Ms Frost said about 20 staff and volunteers had left Heal For Life since 2011 and several lodged complaints with the Australian Charities and Not-For-Profit Commission.

She said she had also alerted the Healthcare Complaints Commission of NSW.

Graham Oborn, a Hunter-region businessman who was once deputy chairman and a major financial sponsor of Mayumarri, said he raised his own concerns with the ACNC and the Heal For Life board and was frustrated by their inaction.

Ms Mullinar, Heal For Life's chief executive, has won awards for her work as a child-abuse campaigner and Mayumarri received a $600,000 donation from the mining company Xstrata in 2009.

Former staff at the centre have complained about its methods since 2003, when the NSW Health Department withdrew funding after a departmental report criticised the way it was run.

The chairman of Heal For Life's board, Rod Phillips, said the organisation had commissioned an independent review of the recent complaints, which recommended only minor changes and was "very positive" overall. In a written statement, which he said was authorised by the entire board, he said Heal For Life could not comment on the ACNC investigation but took all complaints seriously and was still finalising its internal review.

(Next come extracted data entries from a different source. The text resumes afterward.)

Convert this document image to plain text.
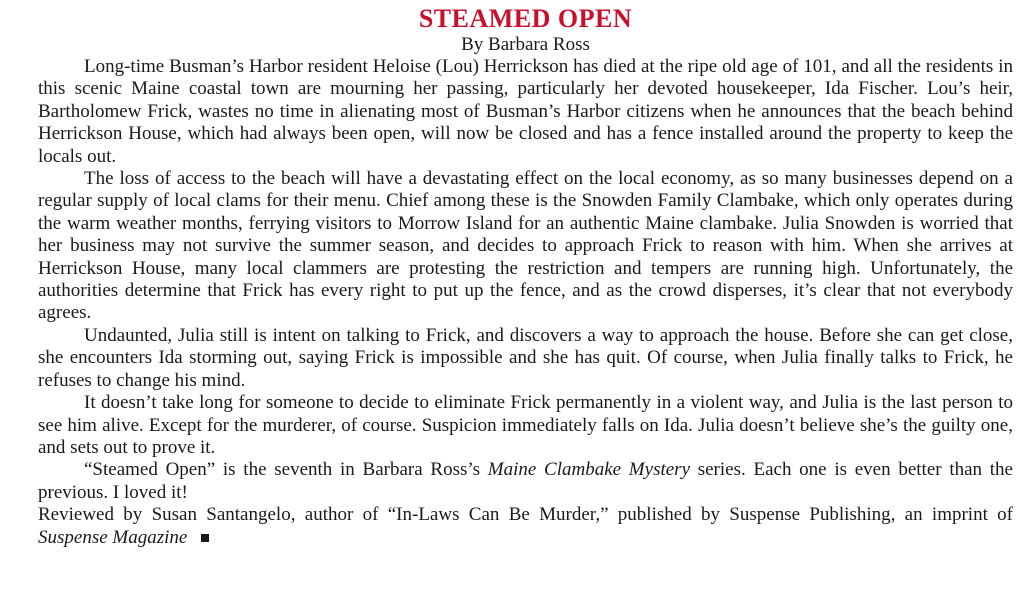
STEAMED OPEN
By Barbara Ross

Long-time Busman’s Harbor resident Heloise (Lou) Herrickson has died at the ripe old age of 101, and all the residents in this scenic Maine coastal town are mourning her passing, particularly her devoted housekeeper, Ida Fischer. Lou’s heir, Bartholomew Frick, wastes no time in alienating most of Busman’s Harbor citizens when he announces that the beach behind Herrickson House, which had always been open, will now be closed and has a fence installed around the property to keep the locals out.

The loss of access to the beach will have a devastating effect on the local economy, as so many businesses depend on a regular supply of local clams for their menu. Chief among these is the Snowden Family Clambake, which only operates during the warm weather months, ferrying visitors to Morrow Island for an authentic Maine clambake. Julia Snowden is worried that her business may not survive the summer season, and decides to approach Frick to reason with him. When she arrives at Herrickson House, many local clammers are protesting the restriction and tempers are running high. Unfortunately, the authorities determine that Frick has every right to put up the fence, and as the crowd disperses, it’s clear that not everybody agrees.

Undaunted, Julia still is intent on talking to Frick, and discovers a way to approach the house. Before she can get close, she encounters Ida storming out, saying Frick is impossible and she has quit. Of course, when Julia finally talks to Frick, he refuses to change his mind.

It doesn’t take long for someone to decide to eliminate Frick permanently in a violent way, and Julia is the last person to see him alive. Except for the murderer, of course. Suspicion immediately falls on Ida. Julia doesn’t believe she’s the guilty one, and sets out to prove it.

“Steamed Open” is the seventh in Barbara Ross’s Maine Clambake Mystery series. Each one is even better than the previous. I loved it!

Reviewed by Susan Santangelo, author of “In-Laws Can Be Murder,” published by Suspense Publishing, an imprint of Suspense Magazine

Mr Phillips, who is Ms Mullinar's husband, denied that an unusual number of staff had left.

"Some of the volunteers and staff members who have left over the past two years were asked to leave by the board and/or management because they were not complying with the standard of behaviour Heal For Life expects from those involved in its programs and one staff member was made redundant because of a lack of funding," he said.

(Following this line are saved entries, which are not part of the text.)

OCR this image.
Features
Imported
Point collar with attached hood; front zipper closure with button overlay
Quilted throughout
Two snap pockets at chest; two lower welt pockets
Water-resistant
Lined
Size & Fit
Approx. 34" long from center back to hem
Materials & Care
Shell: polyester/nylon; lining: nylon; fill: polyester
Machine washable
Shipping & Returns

Mr Fitzgibbon, the federal Minister for Agriculture, Fisheries and Forestry, became a patron of Heal For Life in 2009, when the organisation was called Mayumarri.

Mr Fitzgibbon said he was unaware of the allegations about Heal For Life.

Heal For Life's website names the actress Melissa George as another patron. George, speaking through her agent, said she had not been a patron for "many years".

The Australian Charities and Not-For-Profit Commission would not comment on whether an investigation was taking place.